Forbidden Ground (Cold Creek #2)(83)
Nadine gave a huge sigh, as if she were deflating. “Since poor Paul isn’t here and two of those things were found on Grant’s property, maybe you’d better ask him.”
“Oh, yes,” Kate said. “Believe me, I intend to do just that.”
*
In the old days, Kate would have called Carson for advice and support. But she drove directly to Grant’s and retrieved her Beastmaster mask from the basement. Even though Grant had protested about it at first, he’d never moved it off the Ping-Pong table.
She unwrapped and displayed the mask on the large, wooden coffee table in the living room. She took a tiny easel that displayed a photo of Grant’s parents, put the photo aside and leaned Paul’s drawing on it right next to the mask. And then she began to pace and plan.
This had to be done right, said right. She made herself eat something so she wouldn’t be at a disadvantage when she faced him down. Still, as exhausted as she’d felt this morning, energy and adrenaline surged through her.
She continued to pace in the living room, reciting aloud various approaches.
All the while, she kept glancing out at the mound through the big glass window.
*
It was just after five when Kate heard Grant’s loaner truck, which made a lot more noise than his own. She also heard the garage door go up and a truck door slam. Next came the sound of a key in the lock, then the garage door to the kitchen opened. She stood her ground by the coffee table, then moved in front of it so he wouldn’t see what was on it until he was fully into the room. She didn’t want him throwing a fit and retreating before they had it out once and for all.
“Kate, I was going to phone you, but we got really busy with new deliveries today, and I was on the phone to that Wisconsin mill and the highway patrol about my tree. The name they had for the seller was bogus, but they’re going to get the police there if some oak—Keith’s oaks, I bet—comes in. They promised to make an arrest, so there’s a chance, anyway.”
He tossed his keys on the end table and walked to her. He didn’t even take his cell phone out and put it down somewhere as he always did, as if to officially end his working day.
“What?” he said, stopping a few feet from her. “I can tell something else happened. What?”
Before he could hug her, she stepped aside. He frowned at her, then at the coffee table with her display.
He sucked in a sharp breath. “That’s the mask you made, right?”
“What other could it be?”
“The one you said Carson’s latest protégée made. Whatever one it is, I don’t want it here!”
“Did you think at first it might be the one Paul drew?” she said, lifting the sketch from the small easel and extending it to him.
His expression shifted from surprise to anger. “Nadine gave you this?”
“Yes. And I didn’t even ask her for it. She knew very little about it, but I figured you’d know a lot.”
He tossed the sketch on the coffee table and slumped on the soft couch. She couldn’t stand still. She started waving her arms in wild gestures.
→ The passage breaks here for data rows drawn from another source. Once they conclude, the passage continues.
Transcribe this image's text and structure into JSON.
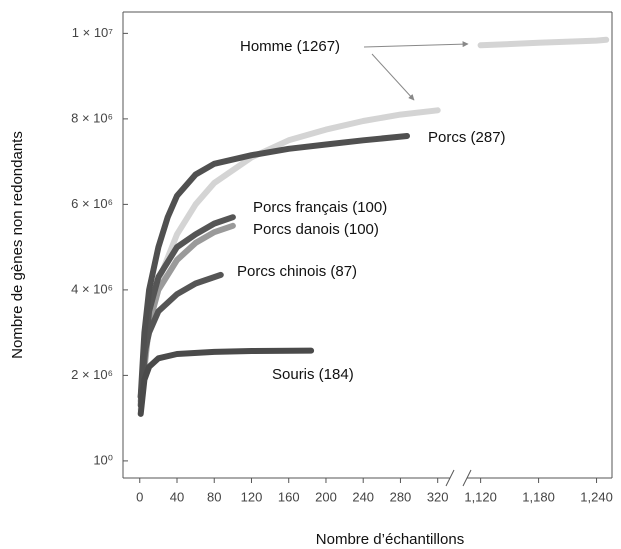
{
  "chart_data": {
    "type": "line",
    "xlabel": "Nombre d’échantillons",
    "ylabel": "Nombre de gènes non redondants",
    "x_segments": [
      {
        "xlim": [
          -18,
          330
        ],
        "xticks": [
          0,
          40,
          80,
          120,
          160,
          200,
          240,
          280,
          320
        ]
      },
      {
        "xlim": [
          1109,
          1256
        ],
        "xticks": [
          {
            "value": 1120,
            "label": "1,120"
          },
          {
            "value": 1180,
            "label": "1,180"
          },
          {
            "value": 1240,
            "label": "1,240"
          }
        ]
      }
    ],
    "ylim": [
      -400000,
      10500000
    ],
    "yticks": [
      {
        "value": 1,
        "label": "10⁰"
      },
      {
        "value": 2000000,
        "label": "2 × 10⁶"
      },
      {
        "value": 4000000,
        "label": "4 × 10⁶"
      },
      {
        "value": 6000000,
        "label": "6 × 10⁶"
      },
      {
        "value": 8000000,
        "label": "8 × 10⁶"
      },
      {
        "value": 10000000,
        "label": "1 × 10⁷"
      }
    ],
    "series": [
      {
        "name": "Homme (1267)",
        "color": "#d4d4d4",
        "x": [
          1,
          10,
          20,
          40,
          60,
          80,
          120,
          160,
          200,
          240,
          280,
          320,
          1120,
          1180,
          1240,
          1250
        ],
        "values": [
          1200000,
          3200000,
          4200000,
          5300000,
          6000000,
          6500000,
          7100000,
          7500000,
          7750000,
          7950000,
          8100000,
          8200000,
          9720000,
          9780000,
          9830000,
          9850000
        ]
      },
      {
        "name": "Porcs danois (100)",
        "color": "#9a9a9a",
        "x": [
          1,
          10,
          20,
          40,
          60,
          80,
          100
        ],
        "values": [
          1400000,
          3200000,
          4000000,
          4700000,
          5100000,
          5350000,
          5500000
        ]
      },
      {
        "name": "Porcs français (100)",
        "color": "#555555",
        "x": [
          1,
          10,
          20,
          40,
          60,
          80,
          100
        ],
        "values": [
          1500000,
          3500000,
          4300000,
          5000000,
          5300000,
          5550000,
          5700000
        ]
      },
      {
        "name": "Porcs chinois (87)",
        "color": "#555555",
        "x": [
          1,
          5,
          10,
          20,
          40,
          60,
          87
        ],
        "values": [
          1300000,
          2500000,
          3000000,
          3500000,
          3900000,
          4150000,
          4350000
        ]
      },
      {
        "name": "Porcs (287)",
        "color": "#505050",
        "x": [
          1,
          5,
          10,
          20,
          30,
          40,
          60,
          80,
          120,
          160,
          200,
          240,
          287
        ],
        "values": [
          1500000,
          3000000,
          4000000,
          5000000,
          5700000,
          6200000,
          6700000,
          6950000,
          7150000,
          7300000,
          7400000,
          7500000,
          7600000
        ]
      },
      {
        "name": "Souris (184)",
        "color": "#4a4a4a",
        "x": [
          1,
          5,
          10,
          20,
          40,
          80,
          120,
          184
        ],
        "values": [
          1100000,
          1900000,
          2200000,
          2400000,
          2500000,
          2550000,
          2570000,
          2580000
        ]
      }
    ]
  }
}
“Talk to me, Grant! I’m finally onto your scheme to keep me ignorant of the Adena relics from this property, from the mound.”
“And?” he said, his voice a challenge.
“For starters, where is this eagle pendant in the drawing? And this detailed mask? I can believe an arrowhead—even a prehistoric one—and an ax head were uncovered outside the mound on your property, but you and your buddies hardly dug up this beautifully carved piece of an eagle necklace and a bone, horn and mica Beastmaster mask. I don’t think either of them would be this intact just buried in the ground. They had to be somehow protected from the elements and centuries of people. Either of these relics are what I’ve been looking for, the pot of gold, El Dorado, proof that the Celts, or an offshoot of them, became the Adena! Did your grandfather get these out of the mound in ’39, and you have them now, like family heirlooms, hidden away in secret because keeping them is illegal? You’ve lied to me, haven’t you?”
“I don’t have the arrowhead. Brad moved it and won’t say where it is. But there was no dog buried out there, any more than there are likely to be Adena corpses—skeletons—in the mound.”
“You’re not answering my questions—again. So Brad lied to me, too? Did your grandfather say there are no human remains in the mound?”
“I didn’t overhear if there are or not. I just know I promised my dad and grandpa that no one would enter the mound.”
She started to pace again. “Oh, right—let the dead stay dead. But the truth is, you can’t keep treasures—and the truth—buried,” she said before she remembered she was quoting Carson. “Your grandfather’s keeping it a secret didn’t help your poor grandmother, did it? Don’t you think if your grandfather had let someone responsible dig there, it could have helped her? Then she wouldn’t have imagined that Indians were coming out of there to chase her. Maybe she wouldn’t have died the way she did.”
“You should talk! Who supposedly saw the Beastmaster lurking outside Tess’s garage? Who heard it outside the window here?”
“Yes, that mound haunts me, too. And you said it has haunted you, so let’s—”
“It’s true Todd has the ax head, but he’s put it someplace besides the attic where Jason cut himself on it.”